The Randfontein-born photographer withdrew his physical archive from the University of Cape Town in early 2017—around 18 months before he died—following a widely reported row over censorship.
Students protesting racial inequalities had pulled down a statue of the British colonialist Cecil Rhodes, which prompted the South African university to remove or conceal other works on campus that were deemed potentially offensive to black students. Goldblatt described the move as “an abrogation of the freedom of expression”, spurring him to transfer his archive, consisting of more than 100,000 negatives, to Yale University in New Haven, Connecticut for an undisclosed sum. (The US institution also bought more than 600 of his vintage prints.)
As part of the deal, Goldblatt negotiated that a digital replica of his archive be kept in Africa, available to all for educational purposes. That archive formed the basis of the Photography Legacy Project (PLP), which Goodman Gallery established earlier this year with a R1m ($68,000) investment. The Goldblatt family donated a further R250,000 ($17,000).
The PLP has its soft launch this week to coincide with Art Basel in Miami Beach, where Goodman Gallery is showing black-and-white vintage prints by Goldblatt and Ernest Cole, one of South Africa’s first black photojournalists, whose works were discovered recently in a bank vault in Sweden after 50 years. Their photographs are priced at around $20,000 and $8,500, respectively.
Cole’s archive, along with those of Alf Kumalo and Ruth Motau, has also been digitised and stored on the PLP platform. There are plans to upload the archives of four photographers every year.
Goldblatt was “devastated” about removing his archive from South Africa, says Liza Essers, the director of Goodman Gallery who was a close friend of the photographer. “It was his wish to make his material—and that of other photographers—available to the world.”

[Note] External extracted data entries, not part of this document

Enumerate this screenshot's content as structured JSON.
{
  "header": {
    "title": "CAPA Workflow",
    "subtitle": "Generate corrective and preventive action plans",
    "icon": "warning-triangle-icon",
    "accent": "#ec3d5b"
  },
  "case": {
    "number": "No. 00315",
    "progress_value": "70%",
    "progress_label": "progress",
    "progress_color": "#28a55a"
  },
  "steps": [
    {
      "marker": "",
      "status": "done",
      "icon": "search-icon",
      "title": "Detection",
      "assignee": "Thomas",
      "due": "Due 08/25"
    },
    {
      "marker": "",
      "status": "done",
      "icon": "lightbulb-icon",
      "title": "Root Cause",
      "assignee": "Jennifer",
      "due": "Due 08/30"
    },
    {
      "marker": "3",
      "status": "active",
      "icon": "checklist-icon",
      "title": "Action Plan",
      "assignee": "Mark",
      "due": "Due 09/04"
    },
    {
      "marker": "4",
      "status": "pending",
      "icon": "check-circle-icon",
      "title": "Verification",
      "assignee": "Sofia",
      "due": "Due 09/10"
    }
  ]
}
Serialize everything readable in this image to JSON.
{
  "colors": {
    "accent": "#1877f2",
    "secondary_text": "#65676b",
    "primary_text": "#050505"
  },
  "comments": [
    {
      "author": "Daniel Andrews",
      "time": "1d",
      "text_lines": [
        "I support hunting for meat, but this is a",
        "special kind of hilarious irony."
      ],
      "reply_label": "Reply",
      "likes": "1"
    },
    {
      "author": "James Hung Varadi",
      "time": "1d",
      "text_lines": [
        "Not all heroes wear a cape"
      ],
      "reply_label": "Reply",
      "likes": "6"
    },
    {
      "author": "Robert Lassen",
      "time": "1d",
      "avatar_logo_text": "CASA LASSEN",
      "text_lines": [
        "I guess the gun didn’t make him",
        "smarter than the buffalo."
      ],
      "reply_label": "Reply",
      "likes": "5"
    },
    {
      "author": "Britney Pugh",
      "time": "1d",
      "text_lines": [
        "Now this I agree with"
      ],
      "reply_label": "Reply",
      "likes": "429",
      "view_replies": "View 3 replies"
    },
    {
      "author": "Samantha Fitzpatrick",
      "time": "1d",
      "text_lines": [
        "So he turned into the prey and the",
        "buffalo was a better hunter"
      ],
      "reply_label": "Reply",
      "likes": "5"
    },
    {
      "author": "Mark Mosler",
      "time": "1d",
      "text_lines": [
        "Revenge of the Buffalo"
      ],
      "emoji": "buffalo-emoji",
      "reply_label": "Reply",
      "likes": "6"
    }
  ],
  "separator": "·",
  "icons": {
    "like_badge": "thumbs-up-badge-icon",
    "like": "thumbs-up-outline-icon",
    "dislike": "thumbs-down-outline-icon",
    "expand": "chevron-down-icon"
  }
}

Before he died, Goldblatt appointed Paul Weinberg, a South African photographer, writer and archivist, as the curator of the project. Weinberg was the senior curator of visual archives at the University of Cape Town at the time Goldblatt withdrew his archive; he has since left, removing his own body of work from the institution.
“David was completely right to call the university into question; he felt very strongly that it wasn’t taking a position on censorship, given South Africa’s very difficult past, and that his work was potentially under threat,” Weinberg says.
Describing the PLP as a “portal to African photography”, Weinberg points out that most collections of this material exist outside Africa. “It is a source of tension and contradiction that we have to go to the Smithsonian [in Washington, DC] or British Museum [in London] to find African material,” he says. “This is a way of bringing our African visual content home without repatriating it.”
As the final batch of Goldblatt’s negatives is due to be shipped to Yale in the coming weeks, Weinberg points out that it will take several months for the university to process the material. “That’s why the digital archive needs to be in place,” he says. “The PLP complements and adds value to David’s legacy.”